1. 程式人生 > >Hive On Spark環境搭建

Hive On Spark環境搭建

Spark原始碼編譯與環境搭建

Note that you must have a version of Spark which does not include the Hive jars;

Spark編譯:

git clone https://github.com/apache/spark.git spark_src
cd spark_src
export MAVEN_OPTS="-Xmx2g -XX:MaxPermSize=512M -XX:ReservedCodeCacheSize=512m"
./make-distribution.sh --name "spark-without-hive
" --tgz -Phadoop-2.4 -Dhadoop.version=2.5.0-cdh5.3.1 -Pyarn -DskipTests package

Spark搭建:見Spark環境搭建章節

Hive原始碼編譯與環境搭建

Hive編譯

git clone https://github.com/apache/hive.git hive_on_spark
git checkout spark
cd hive_on_spark
mvn clean install -Phadoop-2,dist -DskipTests

編譯完成後,hive安裝包的位置: /packaging/target/apache-hive-1.2.0-SNAPSHOT-bin

.tar.gz

注意pom.xml中spark.version要和spark的版本號對應

<spark.version>1.3.0</spark.version>

Hive安裝:見Hive環境搭建章節

本案例中Spark和Hive的安裝路徑如下:

Spark安裝目錄:/home/spark/app/spark-1.3.0-bin-spark-without-hive

Hive安裝目錄:/home/spark/app/apache-hive-1.2.0-SNAPSHOT-bin

新增Spark的依賴到Hive的方法

方式一: Set the property 'spark.home' to point to the Spark installation:

hive> set spark.home=/home/spark/app/spark-1.3.0-bin-spark-without-hive;

方式二: Define the SPARK_HOME environment variable before starting Hive CLI/HiveServer2:

export SPARK_HOME=/home/spark/app/spark-1.3.0-bin-spark-without-hive

方式三: Set the spark-assembly jar on the Hive auxpath:

hive --auxpath /home/spark/app/spark-1.3.0-bin-spark-without-hive/lib/spark-assembly-*.jar

方式四: Add the spark-assembly jar for the current user session:

hive> add jar /home/spark/app/spark-1.3.0-bin-spark-without-hive/lib/spark-assembly-*.jar;

方式五: Link the spark-assembly jar to $HIVE_HOME/lib.

啟動Hive過程中可能出現的錯誤: 

[ERROR] Terminal initialization failed; falling back to unsupported
java.lang.IncompatibleClassChangeError: Found class jline.Terminal, but interface was expected
        at jline.TerminalFactory.create(TerminalFactory.java:101)
        at jline.TerminalFactory.get(TerminalFactory.java:158)
        at jline.console.ConsoleReader.<init>(ConsoleReader.java:229)
        at jline.console.ConsoleReader.<init>(ConsoleReader.java:221)
        at jline.console.ConsoleReader.<init>(ConsoleReader.java:209)
        at org.apache.hadoop.hive.cli.CliDriver.getConsoleReader(CliDriver.java:773)
        at org.apache.hadoop.hive.cli.CliDriver.executeDriver(CliDriver.java:715)
        at org.apache.hadoop.hive.cli.CliDriver.run(CliDriver.java:675)
        at org.apache.hadoop.hive.cli.CliDriver.main(CliDriver.java:615)
        at sun.reflect.NativeMethodAccessorImpl.invoke0(Native Method)
        at sun.reflect.NativeMethodAccessorImpl.invoke(NativeMethodAccessorImpl.java:57)
        at sun.reflect.DelegatingMethodAccessorImpl.invoke(DelegatingMethodAccessorImpl.java:43)
        at java.lang.reflect.Method.invoke(Method.java:606)
        at org.apache.hadoop.util.RunJar.main(RunJar.java:212)

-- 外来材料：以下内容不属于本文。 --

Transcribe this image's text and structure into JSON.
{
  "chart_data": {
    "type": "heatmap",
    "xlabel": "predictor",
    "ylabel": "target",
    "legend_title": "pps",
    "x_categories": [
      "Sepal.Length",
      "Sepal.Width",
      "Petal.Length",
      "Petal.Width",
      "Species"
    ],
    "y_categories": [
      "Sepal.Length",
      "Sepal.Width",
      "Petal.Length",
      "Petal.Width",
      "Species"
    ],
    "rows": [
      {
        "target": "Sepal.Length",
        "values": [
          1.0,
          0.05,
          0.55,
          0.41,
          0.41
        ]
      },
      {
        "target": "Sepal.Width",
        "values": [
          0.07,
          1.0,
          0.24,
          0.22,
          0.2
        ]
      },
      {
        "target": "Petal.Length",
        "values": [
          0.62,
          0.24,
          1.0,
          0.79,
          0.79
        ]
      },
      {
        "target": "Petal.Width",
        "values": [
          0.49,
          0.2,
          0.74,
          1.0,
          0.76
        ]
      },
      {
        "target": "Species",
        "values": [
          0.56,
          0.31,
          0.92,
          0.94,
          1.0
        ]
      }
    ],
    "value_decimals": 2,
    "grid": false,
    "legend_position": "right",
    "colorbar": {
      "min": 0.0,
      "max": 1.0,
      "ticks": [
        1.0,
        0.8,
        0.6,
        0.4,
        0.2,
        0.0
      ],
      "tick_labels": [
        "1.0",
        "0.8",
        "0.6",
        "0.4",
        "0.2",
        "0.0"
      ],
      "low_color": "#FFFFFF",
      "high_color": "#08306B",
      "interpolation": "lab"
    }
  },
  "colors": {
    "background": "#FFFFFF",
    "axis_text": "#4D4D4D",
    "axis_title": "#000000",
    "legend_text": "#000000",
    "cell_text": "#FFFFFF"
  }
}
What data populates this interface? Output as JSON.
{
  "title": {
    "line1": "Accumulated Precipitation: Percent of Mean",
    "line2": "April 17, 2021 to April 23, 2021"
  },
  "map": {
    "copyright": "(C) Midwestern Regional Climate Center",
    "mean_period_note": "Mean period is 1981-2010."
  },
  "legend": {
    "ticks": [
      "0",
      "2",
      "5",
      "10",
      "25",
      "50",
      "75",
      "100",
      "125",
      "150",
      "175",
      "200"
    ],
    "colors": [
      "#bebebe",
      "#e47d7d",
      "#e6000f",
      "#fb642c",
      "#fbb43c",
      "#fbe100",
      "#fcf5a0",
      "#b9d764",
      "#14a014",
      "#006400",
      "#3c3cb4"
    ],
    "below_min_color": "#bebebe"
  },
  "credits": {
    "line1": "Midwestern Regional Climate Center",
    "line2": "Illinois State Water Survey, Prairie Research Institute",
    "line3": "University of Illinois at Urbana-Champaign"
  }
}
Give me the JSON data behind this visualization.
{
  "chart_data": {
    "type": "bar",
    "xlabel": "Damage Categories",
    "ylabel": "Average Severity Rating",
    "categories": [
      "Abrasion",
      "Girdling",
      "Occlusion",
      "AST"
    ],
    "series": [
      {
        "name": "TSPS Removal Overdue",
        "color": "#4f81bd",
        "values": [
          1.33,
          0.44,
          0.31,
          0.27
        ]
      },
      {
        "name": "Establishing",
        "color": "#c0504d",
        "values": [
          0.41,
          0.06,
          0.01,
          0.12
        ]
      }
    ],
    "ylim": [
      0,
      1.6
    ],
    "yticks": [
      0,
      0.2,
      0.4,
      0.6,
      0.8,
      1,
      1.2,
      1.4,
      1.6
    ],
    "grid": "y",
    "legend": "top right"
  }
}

Exception in thread "main" java.lang.IncompatibleClassChangeError: Found class jline.Terminal, but interface was expected

解決方法:export HADOOP_USER_CLASSPATH_FIRST=true

其他場景的錯誤解決方法參見:https://cwiki.apache.org/confluence/display/Hive/Hive+on+Spark%3A+Getting+Started

還有一個坑:需要設定spark.eventLog.dir引數,比如:

set spark.eventLog.dir= hdfs://hadoop000:8020/directory

否則查詢會報錯,這個坑深啊。。。。。。,否則一直報錯:/tmp/spark-event類似的資料夾不存在。。。。

啟動hive後設置執行引擎為spark:

hive> set hive.execution.engine=spark;

設定spark的執行模式:

hive> set spark.master=spark://hadoop000:7077

或者yarn:spark.master=yarn

Configure Spark-application configs for Hive

可以配置在spark-defaults.conf或者hive-site.xml

spark.master=<Spark Master URL>
spark.eventLog.enabled=true;            
spark.executor.memory=512m;             
spark.serializer=org.apache.spark.serializer.KryoSerializer;
spark.executor.memory=...  #Amount of memory to use per executor process.
spark.executor.cores=...  #Number of cores per executor.
spark.yarn.executor.memoryOverhead=...
spark.executor.instances=...  #The number of executors assigned to each application.
spark.driver.memory=...  #The amount of memory assigned to the Remote Spark Context (RSC). We recommend 4GB.
spark.yarn.driver.memoryOverhead=...  #We recommend 400 (MB).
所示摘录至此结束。